'It' Review: Pennywise the Killer Clown Is Back and More Twisted Than Ever

Bill Skarsgard in 'It'
Warner Bros. Pictures

A reboot starring Bill Skarsgård as Stephen King's iconic creepy clown, 'It' will provide plenty of scares when it hits theaters on Sept. 8.

The premise of It -- an evil clown lives in the sewer and terrorizes children -- is scary enough on its own. Not much need be done to eek a few frights out of that setup. Nonetheless, from the first scene of the newly rebooted movie, an adaptation of the 1990 television miniseries adaptation of Stephen King's 1986 novel, it's clear that this is not your parents' (or grandparents') It.

This version opens with arguably the most iconic scene of any iteration of It -- and one that's been a cornerstone is advertising the remake: Young Georgie (Jackson Robert Scott) chasing his paper boat down the street, the boat sailing down a stream of rainwater into a sewer, and Georgie coming face-to-face with the mysterious, cackling clown, Pennywise (Hemlock Grove's Bill Skarsgård). Unlike the It of yesteryear, the scene refuses to fade to black, as Pennywise's jaw unhinges and his razor-sharp teeth bite Georgie's arm off. Then, as Georgie tries to crawl away through a geyser of his own blood, the clown's arm stretches from the drain and yanks the boy under. They are not f**king around this time.

Warner Bros. Pictures

One year later, in the fictional town of Derry, Maine, in 1988, Georgie's older brother, Bill (The Book of Henry's prodigious Jaeden Lieberher) and his self-proclaimed loser friends (Stranger Things' Finn Wolfhard, Sophia Lillis, Chosen Jacobs, Jack Dylan Grazer, Jeremy Ray Taylor and Wyatt Oleff) spend their summer milling about town on their bikes and avoiding the town's increasingly sadistic bully, whose harassment goes beyond noogies and swirlies and in one horrific sequence, sees him carving his name into another kid's stomach.

These sequences play out in the same vein as last summer's King-extolling Netflix series, Stranger Things, with its Losers' Club of similarly sweet and often surprisingly funny boys. (Seeing that they share a star in Wolfhard, it's even harder not to compare the two.) (Stranger Things does it better.)

But unlike the Dorgegodon -- and this is where our Stranger Things comparisons will end -- there's Pennywise, who is never hidden in the shadows or teased out to build suspense.
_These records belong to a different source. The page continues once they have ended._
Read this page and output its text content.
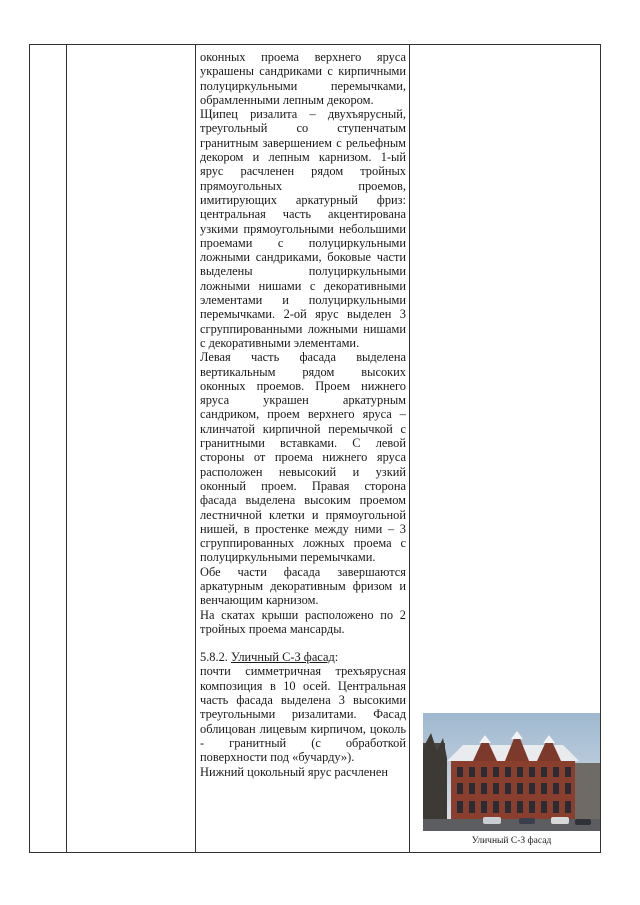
оконных проема верхнего яруса украшены сандриками с кирпичными полуциркульными перемычками, обрамленными лепным декором.

Щипец ризалита – двухъярусный, треугольный со ступенчатым гранитным завершением с рельефным декором и лепным карнизом. 1-ый ярус расчленен рядом тройных прямоугольных проемов, имитирующих аркатурный фриз: центральная часть акцентирована узкими прямоугольными небольшими проемами с полуциркульными ложными сандриками, боковые части выделены полуциркульными ложными нишами с декоративными элементами и полуциркульными перемычками. 2-ой ярус выделен 3 сгруппированными ложными нишами с декоративными элементами.

Левая часть фасада выделена вертикальным рядом высоких оконных проемов. Проем нижнего яруса украшен аркатурным сандриком, проем верхнего яруса – клинчатой кирпичной перемычкой с гранитными вставками. С левой стороны от проема нижнего яруса расположен невысокий и узкий оконный проем. Правая сторона фасада выделена высоким проемом лестничной клетки и прямоугольной нишей, в простенке между ними – 3 сгруппированных ложных проема с полуциркульными перемычками.

Обе части фасада завершаются аркатурным декоративным фризом и венчающим карнизом.

На скатах крыши расположено по 2 тройных проема мансарды.

5.8.2. Уличный С-З фасад:

почти симметричная трехъярусная композиция в 10 осей. Центральная часть фасада выделена 3 высокими треугольными ризалитами. Фасад облицован лицевым кирпичом, цоколь - гранитный (с обработкой поверхности под «бучарду»).

Нижний цокольный ярус расчленен

Уличный С-З фасад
Skarsgård doesn't so much skew toward Tim Curry, the actor who first and iconically embodied the dancing clown, as he does an actual music box clown come to life, with a bucktoothed innocence barely veiling his far more perverse, even perverted, actuality. When Pennywise laughs, a chuckle that becomes a manic, maniacal giggle, it's equal parts silly and sinister, as are most of the choices Skarsgård makes in the role. He isn't necessarily playing what you would expect from a quote unquote creepy clown, which makes it all the more unnerving. You'll laugh, too, but out of discomfort.

The first two-thirds of the movie can often feel aimless, with no over-arching plot, just a Loser (and us) being terrorized by a clown over and over, these scenes hitting the same beats over and over: A kid is lured into a dark and/or mysterious place, he is dumfounded by an unnaturally creepy vision, at which point Pennywise pops up to lunge at the kid with his teeth gnashing. The repetition means any actual jump scares are few and far between here; however, even though you know he's going to appear eventually, there is still a tension rising in your stomach, and you'll find yourself folding into your seat, clutching the arm rest or person next to you. (These early scare sequences would benefit from a few additional "breaths" between Pennywise appearances as well, which would make all the various ghouls and omnipresent balloons all the scarier.)

Slowly, It begins to piece itself together, as the boys and Lillis' Beverly realize they all have clown-centric frights in common and decide to hunt "it" down to end his reign of terror. That is when the movie begins to get genuinely terrifying, too, but where's the fun if I spoil any of that?

As directed by Andy Muschietti (2013's Mama), this It is certainly more outright scary than the one from the '90s, which aired over two nights on ABC. This iteration is rated R, for graphically violent bullying, implied incestuous rape and naturally, child murder. (Making clowns scary all over again, if the clown epidemic of 2016 wasn't enough.) Where It ultimately stumbles is when it gets bogged down in setting up its "Chapter Two." The original novel and series was split over 27 years, between the Losers' Club's childhood haunting and their return as adults. This, too, was conceived as a two-parter, which leaves audiences with an unfulfilling amount of answers when credits roll: Like, who is it and what is it and why is it? The answers to which, as dolled out in King's novel, are absolutely wild, and I dare Muschietti to adapt them into his It sequel. (Maturin the universe-creating turtle!)